In de oorlog was het een rare tijd. De politie kon je ook niet altijd vertrouwen. Zo had je de beruchte politieagent Doppenberg. Die heeft zelfs joden aangegeven. Hij is later ook doodgeschoten door het verzet zoals men toen zei. Je kon in de oorlog niet altijd buiten op straat zijn, er heerste namelijk spertijd. Je moest voor een bepaald tijdstip thuis zijn. We hadden twee politieagenten die de naam Doppenberg droegen. een er van was een hele goede, de andere was een beruchte en dus slechte.
Ik ben een keer gecontroleerd door de slechte politieman Doppenberg. Ik reed met de fiets bij de Papagaaiweg. Ik had een driedelige boodschappenmand op de bagagedrager voorop de fiets. Het waren eigenlijk drie aparte kisten. Ik had kleren naar Wenum Wiesel gebracht. Bij de brug stond een boer. De boer gaf een stopteken en gaf mij een groot stuk boter. Die moest ik afgeven aan mijn baas. Ik deed de boter in de lege, middelste kist. Ik reed langs het kanaal en ineens kwamen daar twee mensen uit het riet te voorschijn. Een ervan was Doppenberg. Hij wilde weten wat ik in de kisten had. Ik vertelde hem dat het kleren waren. Hij opende de kisten, zag toen de boter en vroeg hoe ik er aan was gekomen en voor wie het was. Ik vertelde hem dat ik niet eens wist dat er boter in zat en voor het was wist ik ook niet. Hij vroeg van wie ik dat had gekregen en toen ik daar ook antwoordde dat ik dat niet wist, moest ik mee naar de Deventerstraat. Ik werd ingesloten in het politiebureau. Ik heb daar een hele dag en een hele nacht gezeten. Ze hebben mij diverse keren ondervraagt en ze hebben zelfs mijn baas laten komen. Omdat we allebei vertelden dat we niet wisten van wie de boter was en hoe die in de kist was gekomen, mocht ik uiteindelijk naar huis. De boter werd natuurlijk oor die Doppenberg in beslag genomen. In de oorlog had je alles op de bon. Dus die Doppenberg had het mooi voor elkaar. De boter werd zogenaamd verbeurdverklaard.

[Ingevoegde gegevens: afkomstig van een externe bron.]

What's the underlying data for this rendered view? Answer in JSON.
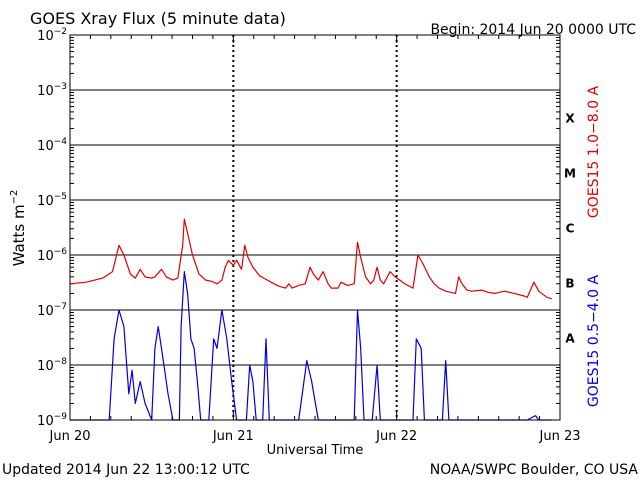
{
  "header": {
    "title": "GOES Xray Flux (5 minute data)",
    "begin": "Begin:  2014 Jun 20 0000 UTC"
  },
  "footer": {
    "updated": "Updated 2014 Jun 22 13:00:12 UTC",
    "credit": "NOAA/SWPC Boulder, CO USA"
  },
  "colors": {
    "long_channel": "#e00000",
    "short_channel": "#0000e0"
  },
  "chart_data": {
    "type": "line",
    "title": "GOES Xray Flux (5 minute data)",
    "xlabel": "Universal Time",
    "ylabel_base": "Watts m",
    "ylabel_exp": "−2",
    "y_scale": "log",
    "ylim": [
      1e-09,
      0.01
    ],
    "xlim_days": [
      0,
      3
    ],
    "x_ticks": [
      {
        "day": 0,
        "label": "Jun 20"
      },
      {
        "day": 1,
        "label": "Jun 21"
      },
      {
        "day": 2,
        "label": "Jun 22"
      },
      {
        "day": 3,
        "label": "Jun 23"
      }
    ],
    "y_ticks": [
      {
        "exp": -9,
        "base": "10",
        "sup": "−9"
      },
      {
        "exp": -8,
        "base": "10",
        "sup": "−8"
      },
      {
        "exp": -7,
        "base": "10",
        "sup": "−7"
      },
      {
        "exp": -6,
        "base": "10",
        "sup": "−6"
      },
      {
        "exp": -5,
        "base": "10",
        "sup": "−5"
      },
      {
        "exp": -4,
        "base": "10",
        "sup": "−4"
      },
      {
        "exp": -3,
        "base": "10",
        "sup": "−3"
      },
      {
        "exp": -2,
        "base": "10",
        "sup": "−2"
      }
    ],
    "flare_classes": [
      {
        "label": "A",
        "exp": -7.5
      },
      {
        "label": "B",
        "exp": -6.5
      },
      {
        "label": "C",
        "exp": -5.5
      },
      {
        "label": "M",
        "exp": -4.5
      },
      {
        "label": "X",
        "exp": -3.5
      }
    ],
    "grid": true,
    "series": [
      {
        "name": "GOES15 1.0−8.0 A",
        "color": "#e00000",
        "points": [
          [
            0.0,
            3e-07
          ],
          [
            0.1,
            3.2e-07
          ],
          [
            0.2,
            3.8e-07
          ],
          [
            0.26,
            5e-07
          ],
          [
            0.3,
            1.5e-06
          ],
          [
            0.33,
            1e-06
          ],
          [
            0.37,
            4.5e-07
          ],
          [
            0.4,
            3.8e-07
          ],
          [
            0.43,
            5.5e-07
          ],
          [
            0.46,
            4e-07
          ],
          [
            0.5,
            3.8e-07
          ],
          [
            0.52,
            4e-07
          ],
          [
            0.56,
            5.5e-07
          ],
          [
            0.59,
            4e-07
          ],
          [
            0.63,
            3.5e-07
          ],
          [
            0.66,
            3.8e-07
          ],
          [
            0.69,
            1.5e-06
          ],
          [
            0.7,
            4.5e-06
          ],
          [
            0.72,
            2.5e-06
          ],
          [
            0.75,
            1e-06
          ],
          [
            0.79,
            4.5e-07
          ],
          [
            0.83,
            3.5e-07
          ],
          [
            0.87,
            3.3e-07
          ],
          [
            0.9,
            3e-07
          ],
          [
            0.93,
            3.5e-07
          ],
          [
            0.95,
            6e-07
          ],
          [
            0.97,
            8e-07
          ],
          [
            1.0,
            6.5e-07
          ],
          [
            1.02,
            8e-07
          ],
          [
            1.05,
            5.5e-07
          ],
          [
            1.07,
            1.5e-06
          ],
          [
            1.09,
            9e-07
          ],
          [
            1.12,
            6e-07
          ],
          [
            1.16,
            4.2e-07
          ],
          [
            1.2,
            3.6e-07
          ],
          [
            1.25,
            3e-07
          ],
          [
            1.28,
            2.7e-07
          ],
          [
            1.32,
            2.5e-07
          ],
          [
            1.34,
            3e-07
          ],
          [
            1.36,
            2.5e-07
          ],
          [
            1.4,
            2.8e-07
          ],
          [
            1.44,
            3e-07
          ],
          [
            1.47,
            6e-07
          ],
          [
            1.49,
            4.5e-07
          ],
          [
            1.52,
            3.5e-07
          ],
          [
            1.55,
            5e-07
          ],
          [
            1.58,
            3e-07
          ],
          [
            1.6,
            2.5e-07
          ],
          [
            1.64,
            2.5e-07
          ],
          [
            1.66,
            3.2e-07
          ],
          [
            1.7,
            2.8e-07
          ],
          [
            1.74,
            3e-07
          ],
          [
            1.76,
            1.7e-06
          ],
          [
            1.78,
            9e-07
          ],
          [
            1.81,
            4e-07
          ],
          [
            1.84,
            3e-07
          ],
          [
            1.86,
            3.5e-07
          ],
          [
            1.88,
            6e-07
          ],
          [
            1.9,
            3.5e-07
          ],
          [
            1.92,
            3e-07
          ],
          [
            1.96,
            5e-07
          ],
          [
            1.99,
            4e-07
          ],
          [
            2.02,
            3.5e-07
          ],
          [
            2.05,
            3e-07
          ],
          [
            2.1,
            2.5e-07
          ],
          [
            2.13,
            1e-06
          ],
          [
            2.16,
            7e-07
          ],
          [
            2.2,
            4e-07
          ],
          [
            2.23,
            3e-07
          ],
          [
            2.26,
            2.5e-07
          ],
          [
            2.3,
            2.2e-07
          ],
          [
            2.36,
            2e-07
          ],
          [
            2.38,
            4e-07
          ],
          [
            2.4,
            3e-07
          ],
          [
            2.43,
            2.3e-07
          ],
          [
            2.46,
            2.2e-07
          ],
          [
            2.52,
            2.3e-07
          ],
          [
            2.56,
            2.1e-07
          ],
          [
            2.6,
            2e-07
          ],
          [
            2.66,
            2.2e-07
          ],
          [
            2.72,
            2e-07
          ],
          [
            2.78,
            1.8e-07
          ],
          [
            2.8,
            1.7e-07
          ],
          [
            2.84,
            3.2e-07
          ],
          [
            2.87,
            2.2e-07
          ],
          [
            2.92,
            1.7e-07
          ],
          [
            2.95,
            1.6e-07
          ]
        ]
      },
      {
        "name": "GOES15 0.5−4.0 A",
        "color": "#0000e0",
        "points": [
          [
            0.0,
            1e-09
          ],
          [
            0.24,
            1e-09
          ],
          [
            0.27,
            3e-08
          ],
          [
            0.3,
            1e-07
          ],
          [
            0.33,
            5e-08
          ],
          [
            0.36,
            3e-09
          ],
          [
            0.38,
            8e-09
          ],
          [
            0.4,
            2e-09
          ],
          [
            0.43,
            5e-09
          ],
          [
            0.46,
            2e-09
          ],
          [
            0.5,
            1e-09
          ],
          [
            0.52,
            2e-08
          ],
          [
            0.54,
            5e-08
          ],
          [
            0.56,
            2e-08
          ],
          [
            0.58,
            8e-09
          ],
          [
            0.6,
            3e-09
          ],
          [
            0.63,
            1e-09
          ],
          [
            0.67,
            1e-09
          ],
          [
            0.68,
            5e-08
          ],
          [
            0.7,
            5e-07
          ],
          [
            0.72,
            2e-07
          ],
          [
            0.74,
            3e-08
          ],
          [
            0.76,
            2e-08
          ],
          [
            0.78,
            5e-09
          ],
          [
            0.8,
            1e-09
          ],
          [
            0.85,
            1e-09
          ],
          [
            0.88,
            3e-08
          ],
          [
            0.9,
            2e-08
          ],
          [
            0.93,
            1e-07
          ],
          [
            0.96,
            3e-08
          ],
          [
            0.99,
            5e-09
          ],
          [
            1.02,
            1e-09
          ],
          [
            1.08,
            1e-09
          ],
          [
            1.1,
            1e-08
          ],
          [
            1.12,
            5e-09
          ],
          [
            1.14,
            1e-09
          ],
          [
            1.18,
            1e-09
          ],
          [
            1.2,
            3e-08
          ],
          [
            1.22,
            1e-09
          ],
          [
            1.4,
            1e-09
          ],
          [
            1.45,
            1.2e-08
          ],
          [
            1.48,
            5e-09
          ],
          [
            1.52,
            1e-09
          ],
          [
            1.6,
            1e-09
          ],
          [
            1.64,
            1e-09
          ],
          [
            1.7,
            1e-09
          ],
          [
            1.74,
            1e-09
          ],
          [
            1.76,
            1e-07
          ],
          [
            1.78,
            2e-08
          ],
          [
            1.8,
            1e-09
          ],
          [
            1.85,
            1e-09
          ],
          [
            1.88,
            1e-08
          ],
          [
            1.9,
            1e-09
          ],
          [
            1.95,
            1e-09
          ],
          [
            1.98,
            1e-09
          ],
          [
            2.0,
            1e-09
          ],
          [
            2.05,
            1e-09
          ],
          [
            2.1,
            1e-09
          ],
          [
            2.12,
            3e-08
          ],
          [
            2.15,
            2e-08
          ],
          [
            2.17,
            1e-09
          ],
          [
            2.2,
            1e-09
          ],
          [
            2.28,
            1e-09
          ],
          [
            2.3,
            1.2e-08
          ],
          [
            2.32,
            1e-09
          ],
          [
            2.5,
            1e-09
          ],
          [
            2.6,
            1e-09
          ],
          [
            2.8,
            1e-09
          ],
          [
            2.85,
            1.2e-09
          ],
          [
            2.87,
            1e-09
          ],
          [
            2.95,
            1e-09
          ]
        ]
      }
    ]
  }
}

In Rees heb ik geen brieven of pakjes gehad. Ik weet wel dat de directeur van de AMEFA, meneer Hollaender, brieven en af en toe een pakketje bracht naar Rees. Die waren z.g.n voor zijn personeel dat was opgepakt op 02-12-1944. Meneer Hollaender was een held. Hij was namelijk zelf Duitser en deed alleen maar goede dingen voor de Nederlanders. Na de oorlog is die man nog opgepakt en dat enkel en alleen omdat hij Duitser was.
Als je mij vraagt wat kamp Rees voor mij heeft betekend, kan ik je zeggen heel veel. Ik heb er nooit over gepraat of kunnen praten. Ik heb het altijd weggestopt. Ik ben dit jaar voor het eerst naar de herdenking gegaan in Apeldoorn en dat heeft me zeer veel gedaan. De herdenking was voor mij erg emotioneel. Alles kwam weer boven. Ook al ben ik maar enkele weken in Rees geweest, ik kan dit nooit meer vergeten. Ik zie zo weer het beeld voor me van de man op de kiepkar. Ze sloegen zijn nieren kapot, het bloed liep hem uit de mond.
Ik ben blij dat ik bij de herdenking ben geweest. Het deed me veel , maar het helpt me ook om een keer de zaak te vertellen en te verwerken. Helaas heb ik geen mensen uit de buurt gezien. Ik had graag bekenden uit mijn buurt en die in kamp Rees zijn geweest,willen ontmoeten en met hen nagepraat over wat daar gebeurd is.